In Chile 62, a groin problem prevented him from playing more than two games, in which he scored a goal.
In England 66, the Portuguese massacre, with Morais as the main slaughterer, left Pelé almost without a tournament (two games, one goal) and Brazil in the ditch in the first phase.
Quite an impact, the double champion into exile in a jiffy.
The resurrection of Pelé and Brazil would be extraordinary.
The best selection in history was brewing.
Destination: Mexico 70.
José Saldanha was quite a character.
Botafogo footballer, he went through sports journalism, was a coach and member of the Communist Party.
His arrival at the head of the Canarinha had his crumb.
There are those who always suspected that the president of the Brazilian federation -and later of FIFA-, João Havelange, gave him the position with the anticipation that the criticism would be benevolent because he was one of the guild.
Saldanha was a peculiar type, even he came to threaten revolver in hand.
The dictatorship wanted to impose players on him, to which the communist selector refused.
It was so difficult to twist his arm that he took Pele to the dark room of the substitution in a friendly with Bulgaria, a colossal event in all of Brazil.
The scandal was such that a few months before the 1970 World Cup, Saldanha was replaced by Mario Zagallo, Pelé's former international teammate.
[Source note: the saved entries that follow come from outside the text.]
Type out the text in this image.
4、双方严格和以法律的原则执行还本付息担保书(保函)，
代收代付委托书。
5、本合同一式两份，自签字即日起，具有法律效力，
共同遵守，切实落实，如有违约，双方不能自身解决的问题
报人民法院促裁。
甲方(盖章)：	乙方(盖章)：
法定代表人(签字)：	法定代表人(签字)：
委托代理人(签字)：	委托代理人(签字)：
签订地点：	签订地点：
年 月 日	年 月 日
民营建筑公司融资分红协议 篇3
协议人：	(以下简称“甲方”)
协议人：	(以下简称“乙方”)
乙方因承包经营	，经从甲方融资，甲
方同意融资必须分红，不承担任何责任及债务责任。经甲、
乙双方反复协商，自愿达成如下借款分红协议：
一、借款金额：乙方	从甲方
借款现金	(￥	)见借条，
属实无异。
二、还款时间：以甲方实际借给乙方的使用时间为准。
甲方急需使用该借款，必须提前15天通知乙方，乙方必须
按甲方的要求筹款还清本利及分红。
Zagallo gathered the Praetorians of the squad at the Das Palmeiras hotel in Rio, they defined the role of each one and the totemic forward of the Five Tens emerged, because all of them, the four mentioned plus Pelé, were tens in their teams, although Jairzinho -who would score in all the games on Mexican soil, a unique record in the history of the World Cups- had been before the move as a winger.
Brazil devastated and fascinated equally in the Mexican tournament, in which Pelé, who had hinted four years earlier that he would not return to the national team, lifted his third Cup after scoring four goals in six games, one of them in the final against Italy .
By then, with the TV already as a common appliance,
no one doubted that the throne of world soccer had a single King.
The one that allowed a unique footballer to be specified in four letters: Pelé.